Transdisciplinaridade: diz respeito mais a uma “metalinguagem” e “metamétodos”, ou seja, transversaliza diferentes campos do Conhecimento, mas ao mesmo tempo sem o tipo de envolvimento da interdisciplinaridade, já que aborda “linguagem e método” do “lado de fora”, ou seja sem submeter-se às condições e normas de linguagem e método dos campos. A transdisciplinaridade também inclui “culturalidade”, ou seja, admite no processo de Conhecimento as variáveis culturais. Também a transdisciplinaridade, por suas características, concilia paradoxos.
     São 3 os pilares da transdisciplinaridade:
1 –Níveis de Realidade.
     Deve-se admitir que a abordagem do Real pode acontecer em diferentes níveis de realidade, de modo que em cada nível há condições próprias. Não se pode reduzir todo o fenômeno a apenas um nível de realidade. Assim, este pilar também propõe uma atitude de “antirreducionismo”, ou “não reducionista”. Se, por exemplo, levarmos para o âmbito do ser humano, podemos ver que “ser humano” não se reduz ao nível da realidade biológica, mas há outros níveis de realidade, como cultural, social, entre outros, que vão compor a realidade do indivíduo.
2 – Complexidade.
     A Complexidade também é “antirreducionista” ou “não reducionista”.
     Uma forma de entender a complexidade é a frase: “O todo é mais do que a soma das partes”.  Assim, mesmo que se juntem todas as partes não se tem um todo. Isso porque o todo implica em alguma coisa a mais do que apenas se ter as partes. Passa a estar presente também o vínculo entre as partes, os fatores que unem as partes, a energia, os desdobramentos provenientes da existência desse todo que articula essas partes.                  
3 – Terceiro incluído.
     O terceiro incluído segue uma lógica diferente do “terceiro excluído”. Neste, em uma configuração lógica onde A e B não se correlacionam, o terceiro excluído corresponde a um “não A” e “não B”.
     Já no terceiro incluído, “não A” e “não B” podem implicar em “um C”, que possa harmonizar “não A” e “não B” em convivência simultânea. Os autores dão como exemplo dessa situação a conceituação física quântica de “quantum”. Isso acaba resolvendo a dicotomia entre as possibilidades de um fóton ser partícula ou de ser onda. No “quantum” essas duas possibilidades convivem em um nível de realidade acima de ambos. Assim admite o que é um paradoxo em outra instância. Vai além dos pares de opostos.
     Como uma espécie de quarto pilar temos a culturalidade já citada.
     Ainda sobre a Medicina Narrativa, pode-se dizer que também é:
-       Um reforço à anamnese tradicional
-       Uma recuperação do valor dessa anamnese no século 21.
-       Educação e prática de uma “escuta focada” e de “um olhar clínico” que direcionam as “decisões baseadas em evidência”.
     Protocolos médicos são boas ferramentas em mãos de quem raciocina a respeito de sua aplicação, adapta-os “à singularidade do paciente e de sua cultura”.
     Isso é possível a partir de uma boa anamnese, e do exercício narrativo.

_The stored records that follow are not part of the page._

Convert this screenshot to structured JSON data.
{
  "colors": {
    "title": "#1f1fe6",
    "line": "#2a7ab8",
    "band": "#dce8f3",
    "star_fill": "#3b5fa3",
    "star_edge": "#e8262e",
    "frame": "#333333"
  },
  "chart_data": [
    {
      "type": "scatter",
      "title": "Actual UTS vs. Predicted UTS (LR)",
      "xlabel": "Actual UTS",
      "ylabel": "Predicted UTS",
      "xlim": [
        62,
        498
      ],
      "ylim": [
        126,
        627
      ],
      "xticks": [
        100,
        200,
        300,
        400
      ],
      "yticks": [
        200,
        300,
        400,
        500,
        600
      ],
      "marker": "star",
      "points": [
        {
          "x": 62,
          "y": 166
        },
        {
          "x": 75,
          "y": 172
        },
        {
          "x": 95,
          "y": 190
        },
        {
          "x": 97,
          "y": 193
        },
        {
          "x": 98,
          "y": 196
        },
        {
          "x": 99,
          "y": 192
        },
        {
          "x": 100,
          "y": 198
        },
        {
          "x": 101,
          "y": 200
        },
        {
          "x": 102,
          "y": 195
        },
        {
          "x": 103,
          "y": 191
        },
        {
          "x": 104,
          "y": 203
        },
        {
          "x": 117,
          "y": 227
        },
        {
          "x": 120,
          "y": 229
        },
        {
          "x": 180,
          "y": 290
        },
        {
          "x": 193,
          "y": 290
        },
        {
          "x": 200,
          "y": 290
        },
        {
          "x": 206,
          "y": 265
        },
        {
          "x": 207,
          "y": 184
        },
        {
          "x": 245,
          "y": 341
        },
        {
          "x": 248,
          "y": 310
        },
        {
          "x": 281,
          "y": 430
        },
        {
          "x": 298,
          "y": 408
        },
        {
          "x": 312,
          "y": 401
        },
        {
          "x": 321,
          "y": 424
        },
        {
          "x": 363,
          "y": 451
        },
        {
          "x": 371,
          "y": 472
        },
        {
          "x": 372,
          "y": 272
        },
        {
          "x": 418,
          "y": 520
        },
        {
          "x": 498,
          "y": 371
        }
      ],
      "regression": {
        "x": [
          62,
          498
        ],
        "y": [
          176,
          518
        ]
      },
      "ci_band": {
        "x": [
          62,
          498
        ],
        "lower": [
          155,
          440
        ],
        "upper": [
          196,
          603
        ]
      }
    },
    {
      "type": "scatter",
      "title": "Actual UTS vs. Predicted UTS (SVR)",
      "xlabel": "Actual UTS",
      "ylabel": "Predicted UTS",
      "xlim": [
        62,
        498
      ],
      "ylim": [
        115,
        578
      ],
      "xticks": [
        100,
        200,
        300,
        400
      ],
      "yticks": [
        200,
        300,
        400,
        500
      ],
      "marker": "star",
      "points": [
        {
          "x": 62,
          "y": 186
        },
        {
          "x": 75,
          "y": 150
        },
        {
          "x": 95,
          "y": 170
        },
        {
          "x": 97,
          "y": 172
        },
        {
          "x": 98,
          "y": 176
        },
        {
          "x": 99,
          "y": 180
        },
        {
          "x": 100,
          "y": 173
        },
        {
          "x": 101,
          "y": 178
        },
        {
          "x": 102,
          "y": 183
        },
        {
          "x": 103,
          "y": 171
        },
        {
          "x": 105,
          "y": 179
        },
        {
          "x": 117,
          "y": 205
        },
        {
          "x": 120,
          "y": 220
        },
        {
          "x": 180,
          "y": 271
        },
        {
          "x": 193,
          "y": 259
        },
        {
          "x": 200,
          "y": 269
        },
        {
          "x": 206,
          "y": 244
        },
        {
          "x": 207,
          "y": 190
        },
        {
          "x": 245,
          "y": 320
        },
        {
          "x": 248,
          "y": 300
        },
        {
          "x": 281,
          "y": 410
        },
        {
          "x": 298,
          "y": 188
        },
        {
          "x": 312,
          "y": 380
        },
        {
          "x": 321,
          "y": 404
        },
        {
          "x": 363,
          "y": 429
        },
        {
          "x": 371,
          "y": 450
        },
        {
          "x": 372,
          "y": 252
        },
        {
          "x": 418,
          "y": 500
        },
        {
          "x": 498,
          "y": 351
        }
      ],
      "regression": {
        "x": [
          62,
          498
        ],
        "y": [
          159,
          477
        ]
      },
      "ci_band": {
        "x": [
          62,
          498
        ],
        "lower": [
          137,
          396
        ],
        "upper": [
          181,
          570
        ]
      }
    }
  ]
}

     A Medicina Narrativa pode aprimorar no profissional de saúde a percepção de quando e quanto deve acrescentar de dados à anamnese, permitindo conhecer aspectos da vida do paciente que podem interferir no processo saúde/doença, e usualmente passam despercebidos.
     Além dos diversos profissionais de saúde, em seus aspectos interdisciplinar e transdisciplinar a Medicina Narrativa contempla espaços e interfaces com diferentes áreas do Conhecimento.